Au Nord Cameroun, l’élevage bovin était avant tout l’affaire des sociétés pastorales, détentrices de la majorité du cheptel bovin, et de certains groupes d’agriculteurs qui en faisaient un usage sacrificiel et culturel (embouche du taureau abattu lors de la fête du Maray chez les Kirdi, moyen de paiement de la dot chez les Toupouri, les Massa et les Moundang). Il s’est étendu à d’autres groupes d’agriculteurs suite à l’adoption de la culture attelée bovine dans les années 70, ou au contact d’éleveurs sédentarisés à proximité de leurs villages. Au-delà des synergies qui se sont créées entre éleveurs et agriculteurs (commerce et échanges de biens et de services), des problèmes de gestion partagée et durable des ressources se sont posés.

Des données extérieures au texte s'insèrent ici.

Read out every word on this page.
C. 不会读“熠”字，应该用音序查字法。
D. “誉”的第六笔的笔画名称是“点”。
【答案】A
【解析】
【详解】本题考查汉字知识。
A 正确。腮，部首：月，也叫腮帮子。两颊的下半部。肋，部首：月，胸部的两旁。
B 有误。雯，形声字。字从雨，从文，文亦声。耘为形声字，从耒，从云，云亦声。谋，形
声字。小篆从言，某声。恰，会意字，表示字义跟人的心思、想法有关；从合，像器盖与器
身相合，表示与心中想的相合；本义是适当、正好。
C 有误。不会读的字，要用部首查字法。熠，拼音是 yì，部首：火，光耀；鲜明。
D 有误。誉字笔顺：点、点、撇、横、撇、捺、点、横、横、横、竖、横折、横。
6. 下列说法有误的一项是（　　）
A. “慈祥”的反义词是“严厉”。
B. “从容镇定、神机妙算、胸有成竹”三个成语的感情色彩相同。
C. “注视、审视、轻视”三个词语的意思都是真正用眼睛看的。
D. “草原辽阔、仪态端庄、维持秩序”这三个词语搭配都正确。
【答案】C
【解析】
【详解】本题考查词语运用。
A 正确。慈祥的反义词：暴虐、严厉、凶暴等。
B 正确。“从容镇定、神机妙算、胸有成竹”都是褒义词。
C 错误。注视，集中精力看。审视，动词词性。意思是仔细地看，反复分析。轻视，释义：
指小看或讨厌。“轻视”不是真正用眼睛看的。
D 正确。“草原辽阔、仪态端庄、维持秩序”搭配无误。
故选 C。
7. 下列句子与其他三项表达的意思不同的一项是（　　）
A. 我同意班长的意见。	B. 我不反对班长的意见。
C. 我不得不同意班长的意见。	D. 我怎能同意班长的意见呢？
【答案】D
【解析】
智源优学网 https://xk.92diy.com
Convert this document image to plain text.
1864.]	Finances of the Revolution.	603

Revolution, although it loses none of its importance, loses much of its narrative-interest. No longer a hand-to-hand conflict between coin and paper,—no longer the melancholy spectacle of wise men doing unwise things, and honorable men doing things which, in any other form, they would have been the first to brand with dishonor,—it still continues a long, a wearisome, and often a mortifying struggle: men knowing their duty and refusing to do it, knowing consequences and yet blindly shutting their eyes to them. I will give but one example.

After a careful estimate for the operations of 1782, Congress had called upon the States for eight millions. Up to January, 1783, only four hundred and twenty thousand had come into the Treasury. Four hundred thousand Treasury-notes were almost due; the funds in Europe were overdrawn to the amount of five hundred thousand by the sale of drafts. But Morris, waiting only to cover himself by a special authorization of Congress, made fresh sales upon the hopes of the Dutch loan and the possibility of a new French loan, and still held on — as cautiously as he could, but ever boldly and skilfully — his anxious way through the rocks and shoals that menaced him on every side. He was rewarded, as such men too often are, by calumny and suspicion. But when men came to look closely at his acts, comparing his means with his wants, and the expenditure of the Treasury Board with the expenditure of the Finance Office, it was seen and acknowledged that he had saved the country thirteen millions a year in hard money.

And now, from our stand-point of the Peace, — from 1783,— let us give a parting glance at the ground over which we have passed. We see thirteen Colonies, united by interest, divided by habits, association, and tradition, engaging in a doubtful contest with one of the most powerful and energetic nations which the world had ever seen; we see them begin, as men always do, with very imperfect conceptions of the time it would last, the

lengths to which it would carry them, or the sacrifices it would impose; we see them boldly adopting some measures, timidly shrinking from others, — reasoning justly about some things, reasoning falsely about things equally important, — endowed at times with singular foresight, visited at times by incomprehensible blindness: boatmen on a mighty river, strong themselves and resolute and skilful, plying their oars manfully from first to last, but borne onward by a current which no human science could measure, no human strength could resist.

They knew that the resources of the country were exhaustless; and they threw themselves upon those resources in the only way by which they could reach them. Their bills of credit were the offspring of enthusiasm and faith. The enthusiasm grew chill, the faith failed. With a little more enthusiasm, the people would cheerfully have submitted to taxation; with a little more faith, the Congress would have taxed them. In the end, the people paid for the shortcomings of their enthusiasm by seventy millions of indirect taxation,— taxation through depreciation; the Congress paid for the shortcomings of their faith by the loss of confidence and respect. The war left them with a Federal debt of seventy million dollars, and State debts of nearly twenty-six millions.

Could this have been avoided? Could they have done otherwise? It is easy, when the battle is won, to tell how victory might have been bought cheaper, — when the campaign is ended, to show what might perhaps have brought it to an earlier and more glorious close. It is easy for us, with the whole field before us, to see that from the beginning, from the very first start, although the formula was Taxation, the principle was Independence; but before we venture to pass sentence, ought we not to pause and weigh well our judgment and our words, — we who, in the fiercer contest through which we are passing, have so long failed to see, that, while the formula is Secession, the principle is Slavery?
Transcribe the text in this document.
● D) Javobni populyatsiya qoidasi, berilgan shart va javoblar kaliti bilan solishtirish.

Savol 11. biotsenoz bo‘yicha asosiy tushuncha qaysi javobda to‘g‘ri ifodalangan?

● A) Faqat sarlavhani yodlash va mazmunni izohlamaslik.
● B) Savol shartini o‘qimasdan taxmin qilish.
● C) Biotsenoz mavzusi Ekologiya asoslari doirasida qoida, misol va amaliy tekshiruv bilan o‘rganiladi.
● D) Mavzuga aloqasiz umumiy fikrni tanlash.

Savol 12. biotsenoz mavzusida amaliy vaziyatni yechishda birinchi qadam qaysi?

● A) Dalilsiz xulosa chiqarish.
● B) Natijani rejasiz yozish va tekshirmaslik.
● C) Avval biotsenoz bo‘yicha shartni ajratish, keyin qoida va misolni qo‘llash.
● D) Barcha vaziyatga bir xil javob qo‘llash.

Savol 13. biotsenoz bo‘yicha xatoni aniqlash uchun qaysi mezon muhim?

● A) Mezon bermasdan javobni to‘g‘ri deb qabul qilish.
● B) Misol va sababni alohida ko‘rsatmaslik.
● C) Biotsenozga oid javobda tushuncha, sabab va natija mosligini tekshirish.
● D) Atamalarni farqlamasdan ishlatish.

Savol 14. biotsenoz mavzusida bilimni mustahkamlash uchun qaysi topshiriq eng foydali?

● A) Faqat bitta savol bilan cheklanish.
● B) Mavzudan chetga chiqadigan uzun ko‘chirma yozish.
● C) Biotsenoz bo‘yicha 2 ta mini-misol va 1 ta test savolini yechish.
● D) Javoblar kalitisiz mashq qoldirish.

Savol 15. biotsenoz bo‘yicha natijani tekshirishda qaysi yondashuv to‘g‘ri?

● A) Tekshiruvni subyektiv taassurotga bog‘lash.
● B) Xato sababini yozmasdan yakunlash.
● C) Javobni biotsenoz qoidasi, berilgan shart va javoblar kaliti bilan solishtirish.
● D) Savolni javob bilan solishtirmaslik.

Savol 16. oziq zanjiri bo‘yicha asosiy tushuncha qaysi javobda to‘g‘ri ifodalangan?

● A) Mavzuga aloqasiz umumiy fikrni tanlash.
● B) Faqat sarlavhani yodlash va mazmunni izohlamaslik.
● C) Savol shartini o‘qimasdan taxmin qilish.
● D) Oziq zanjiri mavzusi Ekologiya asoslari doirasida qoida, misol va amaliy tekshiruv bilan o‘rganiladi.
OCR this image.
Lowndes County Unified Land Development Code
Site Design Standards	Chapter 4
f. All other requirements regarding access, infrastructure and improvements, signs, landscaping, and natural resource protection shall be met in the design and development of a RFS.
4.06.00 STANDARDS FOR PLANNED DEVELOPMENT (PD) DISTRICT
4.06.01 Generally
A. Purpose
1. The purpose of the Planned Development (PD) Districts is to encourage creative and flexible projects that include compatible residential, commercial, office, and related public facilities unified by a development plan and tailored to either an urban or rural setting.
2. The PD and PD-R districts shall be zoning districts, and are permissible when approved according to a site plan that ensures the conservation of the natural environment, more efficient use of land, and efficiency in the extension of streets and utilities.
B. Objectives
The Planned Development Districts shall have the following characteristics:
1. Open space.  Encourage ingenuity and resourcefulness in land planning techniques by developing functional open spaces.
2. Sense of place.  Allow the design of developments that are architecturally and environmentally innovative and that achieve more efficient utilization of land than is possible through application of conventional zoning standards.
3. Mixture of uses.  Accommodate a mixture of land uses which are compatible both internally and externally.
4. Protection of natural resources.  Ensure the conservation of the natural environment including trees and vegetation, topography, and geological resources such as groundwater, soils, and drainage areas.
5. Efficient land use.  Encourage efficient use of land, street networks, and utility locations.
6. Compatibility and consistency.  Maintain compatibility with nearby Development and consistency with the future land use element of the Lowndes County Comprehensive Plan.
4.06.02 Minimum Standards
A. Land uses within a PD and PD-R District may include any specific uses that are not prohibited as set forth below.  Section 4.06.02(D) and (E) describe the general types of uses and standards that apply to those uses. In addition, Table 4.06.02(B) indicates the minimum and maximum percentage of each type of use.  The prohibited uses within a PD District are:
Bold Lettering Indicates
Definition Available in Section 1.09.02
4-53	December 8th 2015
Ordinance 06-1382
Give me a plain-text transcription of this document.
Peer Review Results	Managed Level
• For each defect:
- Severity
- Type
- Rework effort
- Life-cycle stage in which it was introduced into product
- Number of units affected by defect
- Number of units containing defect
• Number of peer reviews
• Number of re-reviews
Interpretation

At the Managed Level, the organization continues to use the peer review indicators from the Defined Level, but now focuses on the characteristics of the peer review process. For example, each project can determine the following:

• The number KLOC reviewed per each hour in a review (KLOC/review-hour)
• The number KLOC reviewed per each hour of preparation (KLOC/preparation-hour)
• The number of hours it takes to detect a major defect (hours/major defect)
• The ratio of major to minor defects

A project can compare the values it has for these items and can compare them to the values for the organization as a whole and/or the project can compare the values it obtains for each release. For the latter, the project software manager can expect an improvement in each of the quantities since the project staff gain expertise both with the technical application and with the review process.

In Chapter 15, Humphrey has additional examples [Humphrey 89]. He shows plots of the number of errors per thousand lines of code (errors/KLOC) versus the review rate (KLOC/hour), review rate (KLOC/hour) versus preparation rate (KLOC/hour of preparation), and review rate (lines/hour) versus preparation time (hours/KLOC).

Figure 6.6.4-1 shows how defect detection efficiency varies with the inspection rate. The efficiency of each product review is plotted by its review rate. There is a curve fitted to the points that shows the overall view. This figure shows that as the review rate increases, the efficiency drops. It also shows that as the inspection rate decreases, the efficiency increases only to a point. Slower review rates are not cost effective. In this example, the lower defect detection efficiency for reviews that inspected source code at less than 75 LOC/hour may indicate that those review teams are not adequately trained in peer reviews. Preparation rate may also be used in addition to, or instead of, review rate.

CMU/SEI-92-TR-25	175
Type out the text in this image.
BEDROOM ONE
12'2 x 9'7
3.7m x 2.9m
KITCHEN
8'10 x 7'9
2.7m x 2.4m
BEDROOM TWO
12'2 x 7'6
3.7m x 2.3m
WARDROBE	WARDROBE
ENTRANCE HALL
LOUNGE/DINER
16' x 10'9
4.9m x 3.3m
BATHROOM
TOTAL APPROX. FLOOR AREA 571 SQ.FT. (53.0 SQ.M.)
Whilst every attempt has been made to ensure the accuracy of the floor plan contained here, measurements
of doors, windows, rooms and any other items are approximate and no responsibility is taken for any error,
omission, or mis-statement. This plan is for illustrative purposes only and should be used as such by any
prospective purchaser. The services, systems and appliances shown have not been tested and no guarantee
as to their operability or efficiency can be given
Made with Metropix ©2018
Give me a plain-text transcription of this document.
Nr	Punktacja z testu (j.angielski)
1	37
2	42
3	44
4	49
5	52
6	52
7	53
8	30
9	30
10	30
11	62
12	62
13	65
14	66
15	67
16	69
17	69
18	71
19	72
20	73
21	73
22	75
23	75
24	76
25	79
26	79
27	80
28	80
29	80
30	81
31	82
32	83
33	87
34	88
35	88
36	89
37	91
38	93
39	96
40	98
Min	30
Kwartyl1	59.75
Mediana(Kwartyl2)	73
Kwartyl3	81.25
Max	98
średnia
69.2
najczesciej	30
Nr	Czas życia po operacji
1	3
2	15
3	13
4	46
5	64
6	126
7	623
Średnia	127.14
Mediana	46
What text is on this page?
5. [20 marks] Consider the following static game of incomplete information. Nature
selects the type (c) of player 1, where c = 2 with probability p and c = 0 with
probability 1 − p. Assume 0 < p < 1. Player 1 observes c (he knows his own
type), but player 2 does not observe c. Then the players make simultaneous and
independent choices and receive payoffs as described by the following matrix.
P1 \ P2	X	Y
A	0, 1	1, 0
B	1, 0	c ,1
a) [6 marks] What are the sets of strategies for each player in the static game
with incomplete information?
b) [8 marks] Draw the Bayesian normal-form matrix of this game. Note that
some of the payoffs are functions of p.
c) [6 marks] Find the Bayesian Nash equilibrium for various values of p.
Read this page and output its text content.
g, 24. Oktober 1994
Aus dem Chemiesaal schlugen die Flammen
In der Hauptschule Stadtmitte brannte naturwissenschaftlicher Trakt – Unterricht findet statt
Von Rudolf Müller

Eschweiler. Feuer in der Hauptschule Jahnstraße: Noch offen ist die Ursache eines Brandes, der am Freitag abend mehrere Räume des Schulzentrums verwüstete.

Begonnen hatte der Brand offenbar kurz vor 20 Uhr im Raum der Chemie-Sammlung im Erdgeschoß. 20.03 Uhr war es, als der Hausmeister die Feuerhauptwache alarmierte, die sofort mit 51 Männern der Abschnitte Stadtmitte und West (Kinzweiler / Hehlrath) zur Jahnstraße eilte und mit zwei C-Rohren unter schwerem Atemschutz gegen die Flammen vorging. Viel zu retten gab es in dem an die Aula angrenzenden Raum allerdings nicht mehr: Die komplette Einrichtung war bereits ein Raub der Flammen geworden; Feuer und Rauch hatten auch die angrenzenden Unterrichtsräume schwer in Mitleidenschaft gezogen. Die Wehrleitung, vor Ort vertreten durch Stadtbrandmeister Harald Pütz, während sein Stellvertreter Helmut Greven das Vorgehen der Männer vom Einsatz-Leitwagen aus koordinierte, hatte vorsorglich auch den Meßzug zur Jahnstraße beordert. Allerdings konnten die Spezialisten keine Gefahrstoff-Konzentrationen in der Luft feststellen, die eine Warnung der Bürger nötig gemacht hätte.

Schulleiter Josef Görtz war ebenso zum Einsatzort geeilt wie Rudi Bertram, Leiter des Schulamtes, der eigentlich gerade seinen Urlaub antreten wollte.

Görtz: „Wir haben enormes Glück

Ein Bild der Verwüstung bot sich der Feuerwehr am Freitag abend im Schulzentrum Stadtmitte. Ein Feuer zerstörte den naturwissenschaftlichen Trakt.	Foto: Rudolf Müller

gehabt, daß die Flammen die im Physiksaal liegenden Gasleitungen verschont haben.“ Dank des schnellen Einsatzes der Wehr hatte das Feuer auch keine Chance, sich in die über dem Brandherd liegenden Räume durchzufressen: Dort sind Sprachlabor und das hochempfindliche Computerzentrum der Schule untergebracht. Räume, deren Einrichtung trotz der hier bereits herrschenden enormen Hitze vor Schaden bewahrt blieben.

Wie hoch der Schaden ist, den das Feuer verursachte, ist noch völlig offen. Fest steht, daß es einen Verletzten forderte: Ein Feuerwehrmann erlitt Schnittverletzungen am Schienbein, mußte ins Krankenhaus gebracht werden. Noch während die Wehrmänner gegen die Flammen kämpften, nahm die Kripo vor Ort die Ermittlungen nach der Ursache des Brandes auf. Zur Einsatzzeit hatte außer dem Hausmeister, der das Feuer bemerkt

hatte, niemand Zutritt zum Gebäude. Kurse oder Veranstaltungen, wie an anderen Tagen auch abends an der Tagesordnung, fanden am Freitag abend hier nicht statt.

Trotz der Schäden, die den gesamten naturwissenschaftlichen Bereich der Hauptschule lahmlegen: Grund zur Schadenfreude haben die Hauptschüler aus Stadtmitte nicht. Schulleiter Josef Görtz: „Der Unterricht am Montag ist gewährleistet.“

En effet, dès qu’ils se sont sédentarisés, les pasteurs Peuls ont adopté progressivement l’agriculture pour marquer le territoire, s’approprier les espaces pastoraux vitaux pour leur cheptel et s’adapter au nouveau genre de vie sédentaire ; leur activité agricole couvre ainsi tout ou partie de leurs besoins vivriers. Dans la région, environ 30% des unités de production (UP) d’agriculteurs ont, de leur côté, adopté l’élevage à travers la traction animale notamment, afin d’étendre leurs cultures, de mieux se nourrir et d’épargner les revenus des surplus agricoles, ce qui leur a conféré le statut d’UP d’agroéleveurs.
Ces agroéleveurs et les pasteurs sédentarisés pratiquent un système d’élevage semi-extensif, en dehors des éleveurs laitiers et des emboucheurs qui émergent en zone périurbaine en développant un système intensif utilisant des sous-produits tels que tourteaux, coques de coton et sons de céréales. Les agroéleveurs entretiennent des troupeaux collectifs de 2 à 4 têtes/UP. Le troupeau des pasteurs est individualisé au niveau familial (30 à 50 têtes) et est constitué des bovins des différents membres de la famille. Les pasteurs sédentarisés combinent à la fois une valorisation des résidus de récolte de leurs cultures et une valorisation des résidus de cultures sur le terroir des transhumances, menées de façon périodique en dehors de la zone de sédentarisation de la famille. Or, ces ressources fourragères, de même que les espaces qui les supportent, sont très disputées.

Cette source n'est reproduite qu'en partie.